I was standing in a shanty town where four roads met at awkward angles. I could met out a few stars in the pieces of dark sky above me. Looking up I could see the buildings leaning towards the street as if they were growing organically into any available space. To one side there was an extra second story room that they had built straight out from the rest of the building without support, it look like someone had pulled out a drawer big enough to live in and just left it out. I was watching the hotel employee who had lead me here walk over to a metal sheet. He banged on it a couple times and I realized it must be some sort of home, a minute later a man slide aside the metal, he got out and rubbed his eyes before rolling his motorbike over to me. Apparently he only needed 60 seconds to go from being fast asleep to being ready for work. I gave him a little extra when he got me to the train station.
“1.70 Kyat for life insurance” I had noticed an extra charge on my train ticket. I chuckled to myself as I stepped over baskets of tomatoes. I wondered what 1.70 kyat’s would do in the event of the train derailing. Would it pay for a tenth of a body bag, or maybe a one hundredth of a shovel to dig my grave? How much can .0014USD buy in Myanmar? I decided that it would not buy much even in a country that charges 1.30USD for an eleven hour train ride.
I smiled back at the man staring at me from the seat cross from mine. He had the sort of face that looks as if its always smiling. He looked friendly and very poor, he carried a little cloth bag with a few items in it. A few minutes later he bought a beer and the man next to him bought whisky, he offered me some of his beer and I shook my head no and smiled in thanks. He wore only a button up shirt and the long cloth skirts that most of the men wear here in Myanmar. His feet looked like a dried lake bed, a bit cracked and well worn.

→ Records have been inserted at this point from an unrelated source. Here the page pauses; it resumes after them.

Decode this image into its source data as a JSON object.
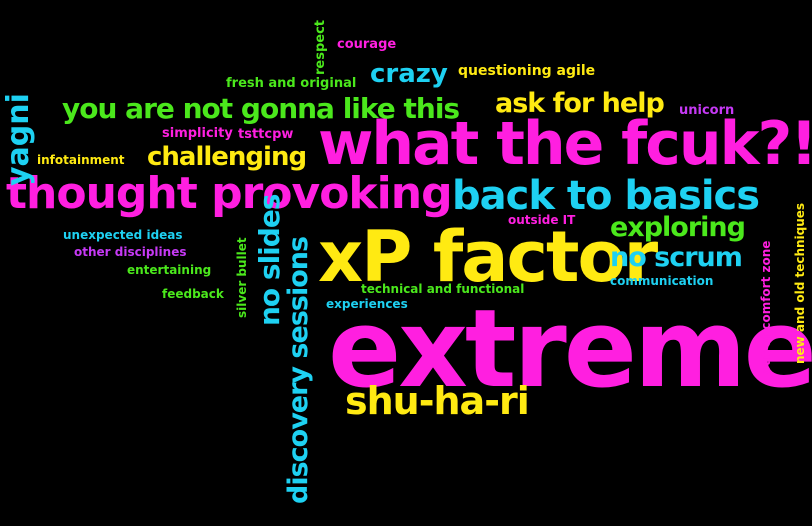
{
  "colors": {
    "background": "#000000",
    "magenta": "#ff1fe0",
    "cyan": "#1ed1f2",
    "yellow": "#ffea12",
    "green": "#4be81c",
    "purple": "#c639f5"
  },
  "words": {
    "extreme": "extreme",
    "what_the_fcuk": "what the fcuk?!",
    "xp_factor": "xP factor",
    "thought_provoking": "thought provoking",
    "back_to_basics": "back to basics",
    "shu_ha_ri": "shu-ha-ri",
    "discovery_sessions": "discovery sessions",
    "no_slides": "no slides",
    "you_are_not_gonna_like_this": "you are not gonna like this",
    "ask_for_help": "ask for help",
    "challenging": "challenging",
    "yagni": "yagni",
    "crazy": "crazy",
    "exploring": "exploring",
    "no_scrum": "no scrum",
    "questioning_agile": "questioning agile",
    "fresh_and_original": "fresh and original",
    "courage": "courage",
    "respect": "respect",
    "unicorn": "unicorn",
    "simplicity": "simplicity",
    "tsttcpw": "tsttcpw",
    "infotainment": "infotainment",
    "outside_it": "outside IT",
    "unexpected_ideas": "unexpected ideas",
    "other_disciplines": "other disciplines",
    "entertaining": "entertaining",
    "feedback": "feedback",
    "silver_bullet": "silver bullet",
    "technical_and_functional": "technical and functional",
    "experiences": "experiences",
    "communication": "communication",
    "out_of_comfort_zone": "out of comfort zone",
    "new_and_old_techniques": "new and old techniques"
  }
}
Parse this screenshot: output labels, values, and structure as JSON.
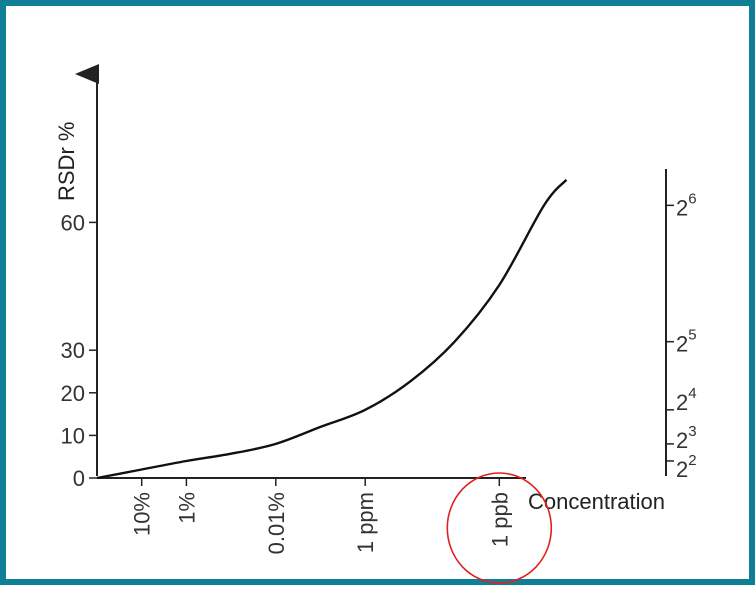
{
  "colors": {
    "frame_border": "#0e7f95",
    "annotation_circle": "#e02020",
    "curve": "#111111"
  },
  "chart_data": {
    "type": "line",
    "title": "",
    "ylabel": "RSDr %",
    "xlabel": "Concentration",
    "y_ticks": [
      {
        "value": 0,
        "label": "0"
      },
      {
        "value": 10,
        "label": "10"
      },
      {
        "value": 20,
        "label": "20"
      },
      {
        "value": 30,
        "label": "30"
      },
      {
        "value": 60,
        "label": "60"
      }
    ],
    "right_ticks": [
      {
        "value": 4,
        "base": "2",
        "exp": "2"
      },
      {
        "value": 8,
        "base": "2",
        "exp": "3"
      },
      {
        "value": 16,
        "base": "2",
        "exp": "4"
      },
      {
        "value": 32,
        "base": "2",
        "exp": "5"
      },
      {
        "value": 64,
        "base": "2",
        "exp": "6"
      }
    ],
    "x_ticks": [
      {
        "value": -1,
        "label": "10%"
      },
      {
        "value": -2,
        "label": "1%"
      },
      {
        "value": -4,
        "label": "0.01%"
      },
      {
        "value": -6,
        "label": "1 ppm"
      },
      {
        "value": -9,
        "label": "1 ppb"
      }
    ],
    "x_axis_note": "log10 of mass fraction",
    "highlight": {
      "x_value": -9,
      "label": "1 ppb",
      "shape": "circle"
    },
    "series": [
      {
        "values": [
          {
            "x": 0,
            "y": 0
          },
          {
            "x": -1,
            "y": 2
          },
          {
            "x": -2,
            "y": 4
          },
          {
            "x": -3,
            "y": 5.7
          },
          {
            "x": -4,
            "y": 8
          },
          {
            "x": -5,
            "y": 12
          },
          {
            "x": -6,
            "y": 16
          },
          {
            "x": -7,
            "y": 22.6
          },
          {
            "x": -8,
            "y": 32
          },
          {
            "x": -9,
            "y": 45.3
          },
          {
            "x": -10,
            "y": 64
          },
          {
            "x": -10.5,
            "y": 70
          }
        ]
      }
    ]
  }
}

Hours earlier a nun was sitting where he now sat and she gave me coffee, bananas and crackers. She explain to me that the crackers were healthy and that she was a very health conscious person. She began to wipe the filthy windowsill before resting her elbow there, she sat on a news paper and told me more about how picky she was with the brands of food she would buy. Her knowledge about what was healthy was very different from mine. She told me that the Ritz-like crackers were healthy, she told me that she smoked but only “light cigarettes”, and she wiped the windowsill but didn’t think anything of eating with her hands after touching other parts of the dirty train. She explained that she became a nun to pay back the debt from her mothers sacrifice, normally she would have taken care of her mother as she grew old in order to pay the debt of her mother raising her back but since her mother had died when she was young she had to pay this debt back through forwarding the good karma of being a nun to her mother. She seemed to give as if she thought of me before she thought of herself, if she had food but I had no food it seemed only natural that she should give me her food. She always gave me the better piece or the higher amount.

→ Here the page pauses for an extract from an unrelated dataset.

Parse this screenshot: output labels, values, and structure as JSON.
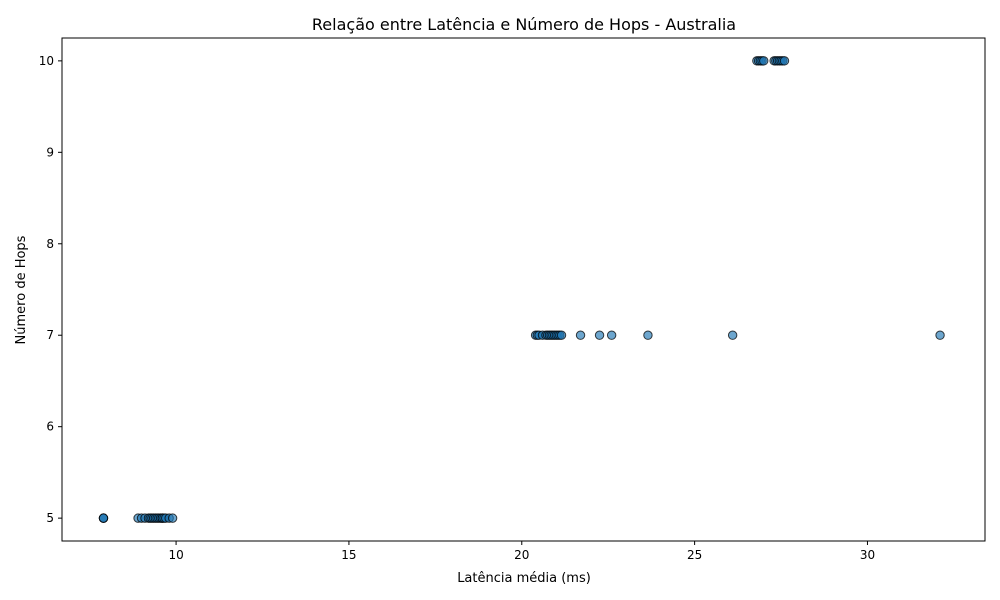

Later when the man sitting across from me showed the collection of coins and other items of personal value to him that he seems to carry with him everywhere I did not realize that by trying to give him a coin I had gotten in Malaysia he would give me one of his coins. I felt bad at first because it seemed that these coins were of great value to him, but I also knew that sometimes giving is a greater kind of wealth than having. I once heard that refusing a gift can be a selfish thing, to not allow someone to have something worth giving is truly proving their lack of wealth.
So I took the coin and thanked him profusely, I took the breakfast and lunch I was offered in the same way. I want to learn how to give so readily, the Burmese people are great teachers.
Just a few short paragraphs for my devoted readers delight.